Hmmm, that seems like a bug in the ZONE_DEVICE stuff generally.  All
that ksm is doing as far as I can see is follow_page() and
kmap_atomic().  I wonder how many other places in the kernel might
also be prone to crashing if they try to touch device pages?

> In anycase, we wouldn't want secure guests pages to be pulled out due
> to KSM, hence disabled merging.

Sure, I don't disagree with that, but I worry that we are papering
over a bug here.

Paul.
Bharata B Rao Nov. 15, 2019, 2:10 p.m. UTC | #4
On Thu, Nov 07, 2019 at 04:45:35PM +1100, Paul Mackerras wrote:
> On Wed, Nov 06, 2019 at 12:15:42PM +0530, Bharata B Rao wrote:
> > On Wed, Nov 06, 2019 at 03:33:29PM +1100, Paul Mackerras wrote:
> > > On Mon, Nov 04, 2019 at 09:47:53AM +0530, Bharata B Rao wrote:
> > > > KVM PPC module needs ksm_madvise() for supporting secure guests.
> > > > Guest pages that become secure are represented as device private
> > > > pages in the host. Such pages shouldn't participate in KSM merging.
> > > 
> > > If we don't do the ksm_madvise call, then as far as I can tell, it
> > > should all still work correctly, but we might have KSM pulling pages
> > > in unnecessarily, causing a reduction in performance.  Is that right?
> > 
> > I thought so too.
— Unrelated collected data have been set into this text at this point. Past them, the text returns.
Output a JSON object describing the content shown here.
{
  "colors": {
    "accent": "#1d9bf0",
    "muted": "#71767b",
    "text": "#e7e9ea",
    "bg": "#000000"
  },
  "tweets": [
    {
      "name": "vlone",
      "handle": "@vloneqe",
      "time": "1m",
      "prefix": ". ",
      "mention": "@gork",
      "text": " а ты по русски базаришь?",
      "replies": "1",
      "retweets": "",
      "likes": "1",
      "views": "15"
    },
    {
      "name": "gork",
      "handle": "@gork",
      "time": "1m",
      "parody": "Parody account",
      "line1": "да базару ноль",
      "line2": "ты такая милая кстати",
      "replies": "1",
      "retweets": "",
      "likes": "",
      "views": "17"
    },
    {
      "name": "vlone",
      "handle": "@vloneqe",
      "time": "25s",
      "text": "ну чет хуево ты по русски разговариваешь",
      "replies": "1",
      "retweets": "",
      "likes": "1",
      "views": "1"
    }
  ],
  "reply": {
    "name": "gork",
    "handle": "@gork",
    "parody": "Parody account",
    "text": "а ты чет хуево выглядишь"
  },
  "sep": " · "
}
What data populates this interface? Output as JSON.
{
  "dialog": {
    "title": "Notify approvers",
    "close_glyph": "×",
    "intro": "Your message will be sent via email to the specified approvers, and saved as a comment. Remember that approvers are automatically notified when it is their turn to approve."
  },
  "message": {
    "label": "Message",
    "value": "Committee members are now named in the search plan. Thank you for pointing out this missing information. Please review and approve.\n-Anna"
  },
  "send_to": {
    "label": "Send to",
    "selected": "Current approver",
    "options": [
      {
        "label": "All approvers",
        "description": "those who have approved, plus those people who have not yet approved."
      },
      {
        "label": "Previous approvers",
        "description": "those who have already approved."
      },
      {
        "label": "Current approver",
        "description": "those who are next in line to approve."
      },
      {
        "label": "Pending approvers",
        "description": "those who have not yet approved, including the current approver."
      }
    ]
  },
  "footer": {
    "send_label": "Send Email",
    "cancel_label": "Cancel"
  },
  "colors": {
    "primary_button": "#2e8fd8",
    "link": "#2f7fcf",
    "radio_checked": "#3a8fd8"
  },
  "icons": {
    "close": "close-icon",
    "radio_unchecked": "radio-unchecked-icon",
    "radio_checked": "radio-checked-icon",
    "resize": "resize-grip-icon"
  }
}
When KSM tries to merge a secure page, it should
> > cause a fault resulting in page-out the secure page. However I see
> > the below crash when KSM is enabled and KSM scan tries to kmap and
> > memcmp the device private page.
> > 
> > BUG: Unable to handle kernel data access at 0xc007fffe00010000
> > Faulting instruction address: 0xc0000000000ab5a0
> > Oops: Kernel access of bad area, sig: 11 [#1]
> > LE PAGE_SIZE=64K MMU=Radix MMU=Hash SMP NR_CPUS=2048 NUMA PowerNV
> > Modules linked in:
> > CPU: 0 PID: 22 Comm: ksmd Not tainted 5.4.0-rc2-00026-g2249c0ae4a53-dirty #376
> > NIP:  c0000000000ab5a0 LR: c0000000003d7c3c CTR: 0000000000000004
> > REGS: c0000001c85d79b0 TRAP: 0300   Not tainted  (5.4.0-rc2-00026-g2249c0ae4a53-dirty)
> > MSR:  900000000280b033 <SF,HV,VEC,VSX,EE,FP,ME,IR,DR,RI,LE>  CR: 24002242  XER: 20040000
> > CFAR: c0000000000ab3d0 DAR: c007fffe00010000 DSISR: 40000000 IRQMASK: 0 
> > GPR00: 0000000000000004 c0000001c85d7c40 c0000000018ce000 c0000001c3880000 
> > GPR04: c007fffe00010000 0000000000010000 0000000000000000 ffffffffffffffff 
> > GPR08: c000000001992298 0000603820002138 ffffffffffffffff ffffffff00003a69 
> > GPR12: 0000000024002242 c000000002550000 c0000001c8700000 c00000000179b728 
> > GPR16: c00c01ffff800040 c00000000179b5b8 c00c00000070e200 ffffffffffffffff 
> > GPR20: 0000000000000000 0000000000000000 fffffffffffff000 c00000000179b648 
> > GPR24: c0000000024464a0 c00000000249f568 c000000001118918 0000000000000000 
> > GPR28: c0000001c804c590 c00000000249f518 0000000000000000 c0000001c8700000 
> > NIP [c0000000000ab5a0] memcmp+0x320/0x6a0
> > LR [c0000000003d7c3c] memcmp_pages+0x8c/0xe0
> > Call Trace:
> > [c0000001c85d7c40] [c0000001c804c590] 0xc0000001c804c590 (unreliable)
> > [c0000001c85d7c70] [c0000000004591d0] ksm_scan_thread+0x960/0x21b0
> > [c0000001c85d7db0] [c0000000001bf328] kthread+0x198/0x1a0
> > [c0000001c85d7e20] [c00000000000bfbc] ret_from_kernel_thread+0x5c/0x80
> > Instruction dump:
> > ebc1fff0 eba1ffe8 eb81ffe0 eb61ffd8 4e800020 38600001 4d810020 3860ffff 
> > 4e800020 38000004 7c0903a6 7d201c28 <7d402428> 7c295040 38630008 38840008 
> 
> Hmmm, that seems like a bug in the ZONE_DEVICE stuff generally.  All
> that ksm is doing as far as I can see is follow_page() and
> kmap_atomic().  I wonder how many other places in the kernel might
> also be prone to crashing if they try to touch device pages?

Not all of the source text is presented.